Si Downtwon 81, le film, est la déambulation de Jean-Michel Basquiat dans le downtown New York de l’hiver 1980-1981, Downtown 81, la bande originale, a su retranscrire les impressions du flâneur, les sollicitations sonores musicales qui l’entourent et le convoquent à l’expression de ses sentiments. Par son aspect décousu et exhaustif, cette compilation des meilleurs moments de la scène alternative new-yorkaise des 80’s restitue les changements que la ville peut opérer sur la perception du marcheur, comme l’instantané de musiques et d’ambiances saisies au vol, avant leur disparition de la mémoire culturelle.
En effet, les artistes ici présentés ont pour la plupart disparu de la création musicale d’aujourd’hui (qui se souvient de Gray, de The Plastics ?). D’autres resteront dans nos mémoires comme les losers magnifiques qui n’auront pas su s’arrêter à temps (voir la production FM tardive de Kid Creole and The Coconuts). Certains sont cultes, dans le cercle des initiés (Tuxedomoon, Lydia Lunch, James White, The Loung Lizards). Resteront quand même de cette première scène « New-wave » du début des années 80 les éternels Suicide, le fantasque Arto Lindsay de DNA et les éphémères mais populaires Blondie.

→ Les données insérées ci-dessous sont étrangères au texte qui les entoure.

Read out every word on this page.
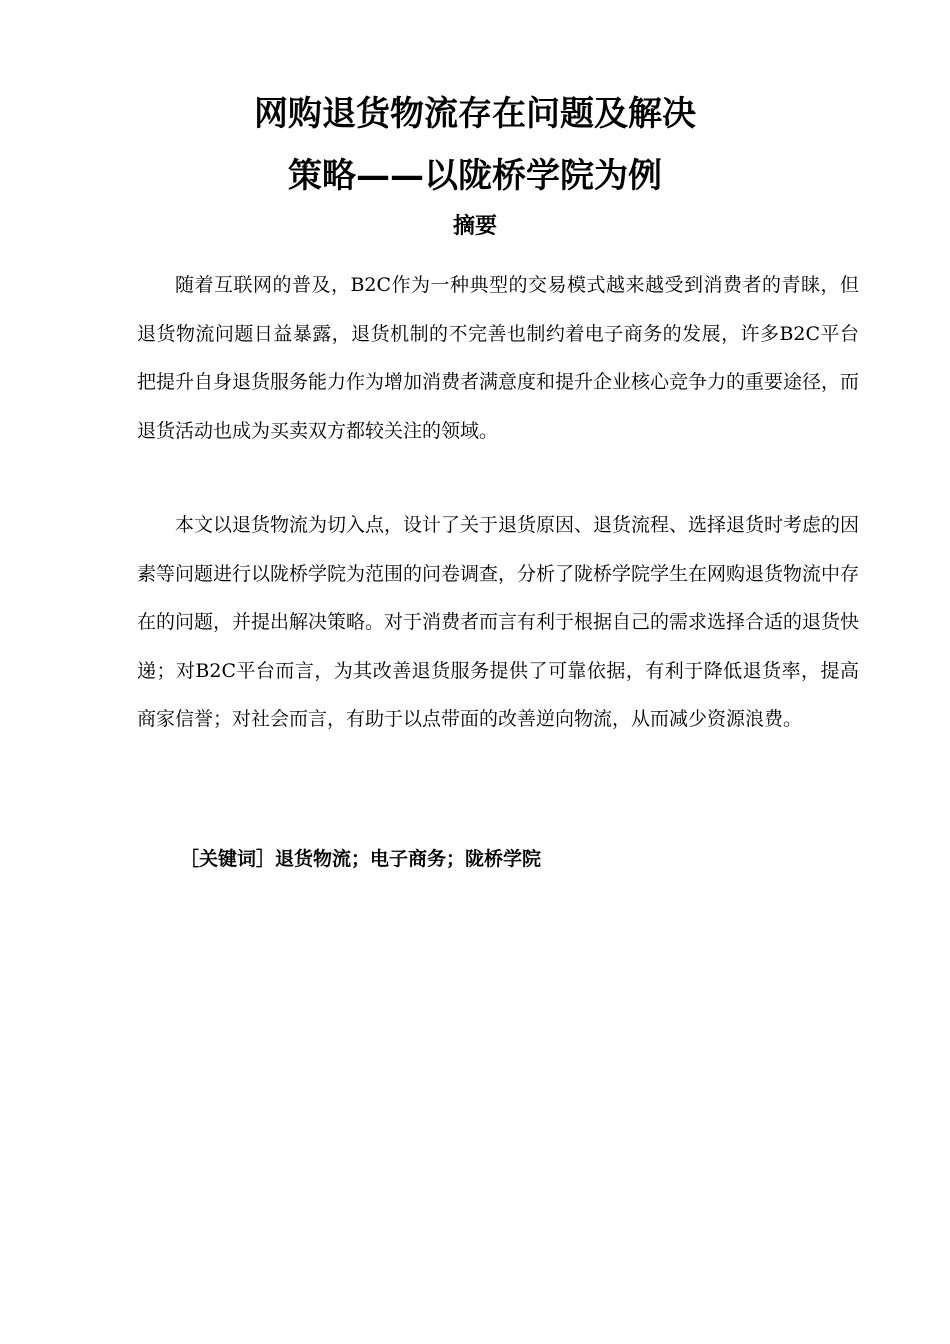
网购退货物流存在问题及解决
策略——以陇桥学院为例
摘要

随着互联网的普及，B2C作为一种典型的交易模式越来越受到消费者的青睐，但退货物流问题日益暴露，退货机制的不完善也制约着电子商务的发展，许多B2C平台把提升自身退货服务能力作为增加消费者满意度和提升企业核心竞争力的重要途径，而退货活动也成为买卖双方都较关注的领域。

本文以退货物流为切入点，设计了关于退货原因、退货流程、选择退货时考虑的因素等问题进行以陇桥学院为范围的问卷调查，分析了陇桥学院学生在网购退货物流中存在的问题，并提出解决策略。对于消费者而言有利于根据自己的需求选择合适的退货快递；对B2C平台而言，为其改善退货服务提供了可靠依据，有利于降低退货率，提高商家信誉；对社会而言，有助于以点带面的改善逆向物流，从而减少资源浪费。

［关键词］退货物流；电子商务；陇桥学院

Pour la plupart captés live, en extérieur, à l’aide d’un studio mobile, les titres présentés sur cette compilation ont un côté datés, middle of the road, représentatif de cette période charnière, cet entre-deux que furent les années 80, coincées entre l’énergie punk et le début de la musique synthétique. La New-wave pas encore gothique (cet aspect viendra plutôt d’Angleterre, sous l’effet de la récession économique) et pas encore électronique, usera de boîtes à rythmes cheap (Tuxedomoon, Suicide) et de choeurs Slits (les Coconuts, bien plus foutraques que l’image lisse qu’a longtemps véhiculé le groupe), faisant le grand écart entre rock et mambo, punk et electro, tradition et innovation.
L’énergie particulière de New York City (cette constante impression d’être sous cocaïne) est ici traduite par le choix de morceaux dynamiques et arty, bourrés d’idées et de pêche. L’urbanité, la rapidité des flux et des échanges, une certaine violence latente, l’impression d’être constamment entouré par la ville, sont autant de sensations retranscrites par la frénésie des rythmes (Contort yourself de James Chance, Cavern de Liquid Liquid) et la froide acuité des sons (Cheree de Suicide, Desire de Tuxedomoon), sans oublier l’aspect punk-jazz expérimental de DNA ou des Lounge Lizards de John Lurie, évoquant le chaos urbain en impros free et déstructurées.

Au final, l’écoute de cette B.O. atteint son but de retranscription sonore d’un univers visuel éclaté, violent, et passager Elle nous embarque dans la ville comme le film embarque Basquiat le long des rues graffées, dans une saturation de signes et d’impressions. De plus, aujourd’hui, elle peut réhabiliter une scène presque oubliée, qui sera pourtant influente sur toute la suite des années 80 jusqu’à aujourd’hui.